1.
Peranan
Perserikatan Bangsa-Bangsa
Masuknya kembali Belanda ke Indonesia dengan membonceng Sekutu ternyata
berakibat konflik yang berkepanjangan antara Indonesia dengan Belanda. Untuk itu
bangsa Indonesia berjuang dengan cara diplomasi maupun kekuatan senjata. Pada
tanggal 25 Maret 1947 Indonesia dan Belanda menandatangani Persetujuan Linggajati.

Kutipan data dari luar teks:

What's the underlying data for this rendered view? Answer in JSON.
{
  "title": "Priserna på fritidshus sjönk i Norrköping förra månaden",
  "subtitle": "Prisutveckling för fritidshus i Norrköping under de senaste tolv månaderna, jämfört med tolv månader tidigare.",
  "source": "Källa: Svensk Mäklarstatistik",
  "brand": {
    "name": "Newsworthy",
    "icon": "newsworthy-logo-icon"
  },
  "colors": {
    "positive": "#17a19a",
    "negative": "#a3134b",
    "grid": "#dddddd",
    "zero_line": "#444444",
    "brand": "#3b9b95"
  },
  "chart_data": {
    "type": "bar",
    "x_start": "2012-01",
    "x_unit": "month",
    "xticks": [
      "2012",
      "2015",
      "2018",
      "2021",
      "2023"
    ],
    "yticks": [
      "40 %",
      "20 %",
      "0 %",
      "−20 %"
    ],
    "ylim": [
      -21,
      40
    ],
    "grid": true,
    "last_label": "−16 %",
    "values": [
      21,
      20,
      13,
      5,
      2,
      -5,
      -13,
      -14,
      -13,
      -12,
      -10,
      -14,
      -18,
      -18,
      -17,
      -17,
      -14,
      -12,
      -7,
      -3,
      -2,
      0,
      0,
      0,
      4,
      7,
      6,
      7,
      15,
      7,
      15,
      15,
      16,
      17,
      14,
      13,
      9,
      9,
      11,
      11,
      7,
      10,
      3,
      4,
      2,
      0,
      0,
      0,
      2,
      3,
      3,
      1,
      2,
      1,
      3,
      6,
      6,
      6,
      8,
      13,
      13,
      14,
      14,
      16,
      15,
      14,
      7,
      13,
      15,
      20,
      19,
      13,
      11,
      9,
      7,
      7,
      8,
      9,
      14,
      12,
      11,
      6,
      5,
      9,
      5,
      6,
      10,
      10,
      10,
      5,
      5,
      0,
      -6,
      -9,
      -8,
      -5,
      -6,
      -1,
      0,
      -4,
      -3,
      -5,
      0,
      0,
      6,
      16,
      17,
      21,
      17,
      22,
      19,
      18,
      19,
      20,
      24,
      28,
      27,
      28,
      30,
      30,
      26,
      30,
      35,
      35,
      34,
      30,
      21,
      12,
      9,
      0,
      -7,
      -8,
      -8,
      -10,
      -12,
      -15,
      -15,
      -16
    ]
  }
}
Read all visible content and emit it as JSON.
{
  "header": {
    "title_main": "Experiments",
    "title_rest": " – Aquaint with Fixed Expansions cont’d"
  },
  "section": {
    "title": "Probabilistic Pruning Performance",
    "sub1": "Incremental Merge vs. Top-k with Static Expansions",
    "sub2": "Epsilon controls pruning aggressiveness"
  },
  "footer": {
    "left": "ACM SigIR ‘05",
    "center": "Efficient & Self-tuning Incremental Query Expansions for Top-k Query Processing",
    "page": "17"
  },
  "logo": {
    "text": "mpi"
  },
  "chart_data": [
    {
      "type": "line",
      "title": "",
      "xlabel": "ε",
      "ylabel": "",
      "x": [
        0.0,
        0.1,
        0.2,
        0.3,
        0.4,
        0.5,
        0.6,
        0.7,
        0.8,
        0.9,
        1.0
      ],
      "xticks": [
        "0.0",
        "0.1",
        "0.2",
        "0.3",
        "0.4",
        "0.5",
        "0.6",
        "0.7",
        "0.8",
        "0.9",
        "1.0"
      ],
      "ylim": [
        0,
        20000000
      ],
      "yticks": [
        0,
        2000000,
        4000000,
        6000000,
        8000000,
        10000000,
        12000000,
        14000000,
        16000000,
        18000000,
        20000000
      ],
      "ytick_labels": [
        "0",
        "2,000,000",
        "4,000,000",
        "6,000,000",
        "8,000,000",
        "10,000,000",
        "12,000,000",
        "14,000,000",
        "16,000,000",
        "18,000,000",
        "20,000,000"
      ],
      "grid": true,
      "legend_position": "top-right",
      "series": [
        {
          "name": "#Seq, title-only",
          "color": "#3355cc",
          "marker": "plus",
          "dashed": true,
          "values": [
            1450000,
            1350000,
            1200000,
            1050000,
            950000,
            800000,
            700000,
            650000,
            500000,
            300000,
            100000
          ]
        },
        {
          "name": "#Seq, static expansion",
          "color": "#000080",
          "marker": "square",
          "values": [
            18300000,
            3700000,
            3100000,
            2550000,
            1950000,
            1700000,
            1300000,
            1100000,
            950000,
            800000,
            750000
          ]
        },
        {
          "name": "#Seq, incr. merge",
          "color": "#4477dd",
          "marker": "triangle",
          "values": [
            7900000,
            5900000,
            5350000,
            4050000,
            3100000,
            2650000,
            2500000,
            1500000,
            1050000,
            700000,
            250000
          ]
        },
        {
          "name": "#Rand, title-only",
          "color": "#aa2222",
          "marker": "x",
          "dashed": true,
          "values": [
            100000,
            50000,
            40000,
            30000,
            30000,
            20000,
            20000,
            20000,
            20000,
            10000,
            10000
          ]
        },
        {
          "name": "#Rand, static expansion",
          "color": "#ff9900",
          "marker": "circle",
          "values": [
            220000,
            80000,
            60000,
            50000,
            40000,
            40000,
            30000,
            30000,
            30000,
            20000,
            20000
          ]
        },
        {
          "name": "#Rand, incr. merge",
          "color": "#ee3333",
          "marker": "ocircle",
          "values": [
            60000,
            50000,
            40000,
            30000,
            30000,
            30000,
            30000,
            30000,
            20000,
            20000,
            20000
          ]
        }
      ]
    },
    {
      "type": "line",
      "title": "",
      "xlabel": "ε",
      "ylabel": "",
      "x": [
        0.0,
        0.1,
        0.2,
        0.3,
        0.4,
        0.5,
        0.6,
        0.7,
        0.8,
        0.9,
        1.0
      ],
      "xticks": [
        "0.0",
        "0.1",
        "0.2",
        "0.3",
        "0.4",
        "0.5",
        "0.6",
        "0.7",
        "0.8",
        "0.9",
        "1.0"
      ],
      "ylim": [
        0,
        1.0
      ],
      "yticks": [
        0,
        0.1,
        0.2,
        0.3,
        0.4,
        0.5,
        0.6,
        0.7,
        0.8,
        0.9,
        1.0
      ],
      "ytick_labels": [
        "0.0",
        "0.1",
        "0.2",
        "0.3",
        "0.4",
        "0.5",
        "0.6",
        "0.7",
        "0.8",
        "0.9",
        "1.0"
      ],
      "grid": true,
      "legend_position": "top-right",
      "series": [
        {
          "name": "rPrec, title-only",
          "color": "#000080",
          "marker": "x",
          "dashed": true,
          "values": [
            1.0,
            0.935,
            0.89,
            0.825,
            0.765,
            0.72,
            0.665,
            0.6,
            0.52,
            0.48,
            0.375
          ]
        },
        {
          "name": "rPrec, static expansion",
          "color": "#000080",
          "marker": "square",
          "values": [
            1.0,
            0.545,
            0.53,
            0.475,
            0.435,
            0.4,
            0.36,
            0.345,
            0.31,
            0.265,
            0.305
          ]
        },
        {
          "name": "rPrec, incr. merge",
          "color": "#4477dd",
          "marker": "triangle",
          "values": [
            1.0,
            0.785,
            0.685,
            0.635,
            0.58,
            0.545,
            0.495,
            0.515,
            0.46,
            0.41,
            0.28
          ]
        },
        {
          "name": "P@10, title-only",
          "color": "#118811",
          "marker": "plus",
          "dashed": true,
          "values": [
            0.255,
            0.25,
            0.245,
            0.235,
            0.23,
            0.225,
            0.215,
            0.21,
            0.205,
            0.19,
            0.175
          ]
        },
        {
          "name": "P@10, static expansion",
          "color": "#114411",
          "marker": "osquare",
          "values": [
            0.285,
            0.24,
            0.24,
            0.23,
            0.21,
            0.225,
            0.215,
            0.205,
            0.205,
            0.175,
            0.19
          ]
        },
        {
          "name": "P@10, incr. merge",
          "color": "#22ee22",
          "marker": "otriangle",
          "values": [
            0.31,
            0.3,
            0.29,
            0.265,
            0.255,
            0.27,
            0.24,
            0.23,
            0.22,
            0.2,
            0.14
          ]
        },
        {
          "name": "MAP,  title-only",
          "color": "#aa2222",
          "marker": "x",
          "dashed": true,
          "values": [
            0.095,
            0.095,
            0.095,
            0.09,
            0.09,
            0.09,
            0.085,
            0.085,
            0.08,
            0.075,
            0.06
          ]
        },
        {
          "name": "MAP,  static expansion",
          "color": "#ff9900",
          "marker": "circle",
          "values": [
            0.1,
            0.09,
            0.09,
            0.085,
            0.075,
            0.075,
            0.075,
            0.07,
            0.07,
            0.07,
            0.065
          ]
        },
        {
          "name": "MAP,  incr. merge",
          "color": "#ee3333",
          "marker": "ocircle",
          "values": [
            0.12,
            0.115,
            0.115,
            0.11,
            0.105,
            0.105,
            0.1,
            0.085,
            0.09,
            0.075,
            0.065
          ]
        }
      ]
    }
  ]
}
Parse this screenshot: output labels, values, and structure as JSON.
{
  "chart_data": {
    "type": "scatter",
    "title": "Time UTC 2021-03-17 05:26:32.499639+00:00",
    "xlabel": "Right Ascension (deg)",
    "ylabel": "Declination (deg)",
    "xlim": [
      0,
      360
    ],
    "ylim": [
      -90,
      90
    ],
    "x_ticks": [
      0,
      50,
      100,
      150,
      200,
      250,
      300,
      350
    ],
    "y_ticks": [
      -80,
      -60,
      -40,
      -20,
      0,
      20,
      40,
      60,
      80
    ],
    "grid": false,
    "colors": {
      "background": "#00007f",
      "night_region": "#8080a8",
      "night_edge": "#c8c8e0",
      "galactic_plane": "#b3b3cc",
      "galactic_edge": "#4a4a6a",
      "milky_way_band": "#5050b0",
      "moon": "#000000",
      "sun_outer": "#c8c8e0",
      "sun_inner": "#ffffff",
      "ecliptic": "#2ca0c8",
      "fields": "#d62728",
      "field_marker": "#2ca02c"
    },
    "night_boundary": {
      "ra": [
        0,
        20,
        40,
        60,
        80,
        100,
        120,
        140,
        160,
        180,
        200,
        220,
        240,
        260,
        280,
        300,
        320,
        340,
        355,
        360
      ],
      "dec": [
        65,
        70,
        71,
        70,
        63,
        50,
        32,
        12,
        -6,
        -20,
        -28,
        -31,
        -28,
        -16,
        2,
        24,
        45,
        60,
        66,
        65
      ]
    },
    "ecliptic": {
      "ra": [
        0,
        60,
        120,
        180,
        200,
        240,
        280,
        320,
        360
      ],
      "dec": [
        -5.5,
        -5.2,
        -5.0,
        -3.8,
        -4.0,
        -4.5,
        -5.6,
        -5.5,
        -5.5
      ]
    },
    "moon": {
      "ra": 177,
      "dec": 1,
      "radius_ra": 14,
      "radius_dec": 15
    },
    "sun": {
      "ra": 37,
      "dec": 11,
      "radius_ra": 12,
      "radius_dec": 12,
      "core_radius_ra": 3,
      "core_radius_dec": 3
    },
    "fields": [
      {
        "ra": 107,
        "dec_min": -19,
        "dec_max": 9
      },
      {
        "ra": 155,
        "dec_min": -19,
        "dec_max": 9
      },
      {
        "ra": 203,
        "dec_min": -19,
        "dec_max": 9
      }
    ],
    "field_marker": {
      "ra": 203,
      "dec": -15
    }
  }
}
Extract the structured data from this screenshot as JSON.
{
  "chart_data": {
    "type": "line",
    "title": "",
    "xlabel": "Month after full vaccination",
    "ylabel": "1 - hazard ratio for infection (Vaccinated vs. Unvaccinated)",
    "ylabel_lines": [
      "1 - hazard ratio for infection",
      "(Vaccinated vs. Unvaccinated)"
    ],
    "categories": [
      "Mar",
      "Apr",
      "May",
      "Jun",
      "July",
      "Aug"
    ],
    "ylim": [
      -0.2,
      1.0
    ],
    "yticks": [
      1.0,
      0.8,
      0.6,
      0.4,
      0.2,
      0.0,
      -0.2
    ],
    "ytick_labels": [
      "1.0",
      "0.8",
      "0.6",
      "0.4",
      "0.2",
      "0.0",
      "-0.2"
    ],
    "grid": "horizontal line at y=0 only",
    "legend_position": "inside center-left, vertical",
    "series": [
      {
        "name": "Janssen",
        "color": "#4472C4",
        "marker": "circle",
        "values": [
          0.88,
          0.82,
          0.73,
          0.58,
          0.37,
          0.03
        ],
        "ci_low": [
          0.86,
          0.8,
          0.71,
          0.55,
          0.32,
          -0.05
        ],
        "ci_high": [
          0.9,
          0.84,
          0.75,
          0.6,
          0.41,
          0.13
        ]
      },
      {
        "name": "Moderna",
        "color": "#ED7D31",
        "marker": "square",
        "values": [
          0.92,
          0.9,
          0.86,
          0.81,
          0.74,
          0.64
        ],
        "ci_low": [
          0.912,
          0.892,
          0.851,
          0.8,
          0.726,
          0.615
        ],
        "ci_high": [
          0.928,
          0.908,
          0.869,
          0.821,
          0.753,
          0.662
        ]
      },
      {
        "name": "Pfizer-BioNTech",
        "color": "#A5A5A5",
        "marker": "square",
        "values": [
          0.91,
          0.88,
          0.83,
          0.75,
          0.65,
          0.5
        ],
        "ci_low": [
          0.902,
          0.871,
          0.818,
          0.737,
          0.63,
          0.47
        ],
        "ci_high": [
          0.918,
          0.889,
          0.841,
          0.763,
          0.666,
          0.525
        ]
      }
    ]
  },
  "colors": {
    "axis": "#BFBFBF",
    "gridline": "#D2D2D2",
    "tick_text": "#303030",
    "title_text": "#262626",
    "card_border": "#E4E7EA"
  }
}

Meskipun persetujuan Linggajati ditandatangani, namun hubungan antara Indonesia
dengan Belanda semakin memburuk. Belanda melakukan pelanggaran terhadap
persetujuan Linggajati maupun perjanjian gencatan yang diadakan sebelumnya
dengan melancarkan agresi militer terhadap pemerintahan Indonesia pada tanggal
21 Juli 1947. Kota-kota di Sumatera maupun Jawa digempur dengan pasukan
bersenjata lengkap dan modern. Pada tanggal 29 Juli 1947 Pesawat Dakota VT-CLA
yang membawa obat-obatan dari Singapura sumbangan Palang Merah Malaya
(Malaysia) kepada Indonesia ditembak oleh pesawat Belanda di Yogyakarta. Gugur
dalam peristiwa ini di antaranya Komodor Muda Udara A. Adisutjipto dan Komodor
Muda Udara Dr. Abdurrahman Saleh.
Bagaimana reaksi dunia luar terhadap tindakan Belanda yang
melakukan tindakan kekerasan terhadap Indonesia tersebut? Pada tanggal 31 Juli
1947 India dan Australia mengajukan masalah Indonesia- Belanda ini kepada Dewan
Keamanan PBB. Dalam Sidang Dewan Keamanan pada tanggal 1 Agustus 1947
dikeluarkan resolusi yang mengajak kedua belah pihak untuk menghentikan tembak
menembak, menyelesaikan pertikaian melalui perwasitan (arbitrase) atau dengan cara damai yang lain.
Menindaklanjuti ajakan PBB untuk penyelesaian dengan cara damai,
maka republik Indonesia menugaskan Sutan Syahrir dan H. Agus Salim sebagai duta
yang berbicara dalam sidang Dewan Keamanan PBB. Sutan Syahrir menyatakan bahwa
untuk mengakhiri konflik antara Indonesia dengan Belanda jalan satu-satunya adalah
pembentukan Komisi Pengawas dalam pelaksanaan resolusi Dewan Keamanan. ditambahkan
pula agar Dewan Keamanan menerima usul Australia secara keseluruhan dan
penarikan pasukan Belanda ke tempat kedudukan sebelum agresi militer. Usul ini
didukung oleh Rusia dan Polandia. Di samping itu Rusia juga mengusulkan pembentukan
Komisi Pengawas gencatan senjata.
Usul di atas didukung oleh Amerika Serikat, Australia, Brazilia,
Columbia, Polandia, dan Suriah tetapi diveto Perancis, sebab dianggap terlalu menguntungkan
Indonesia.
Pada tanggal 25 Agustus 1947 Dewan Keamanan PBB menerima usul
Amerika Serikat tentang pembentukan Komisi Jasa-Jasa Baik (Committee of Good Offices) untuk membantu
menyelesaikan pertikaian Indonesia-Belanda. Komisi inilah yang kemudian dikenal
dengan Komisi Tiga Negara (KTN), yang terdiri atas :
a.
Australia
(diwakili oleh Richard C. Kirby), atas pilihan Indonesia,
b.
Belgia
(diwakili oleh Paul Van Zeeland), atas pilihan Belanda,
c.
Amerika
Serikat (diwakili oleh Dr. Frank Porter Graham), atas pilihan Australia dan Belgia.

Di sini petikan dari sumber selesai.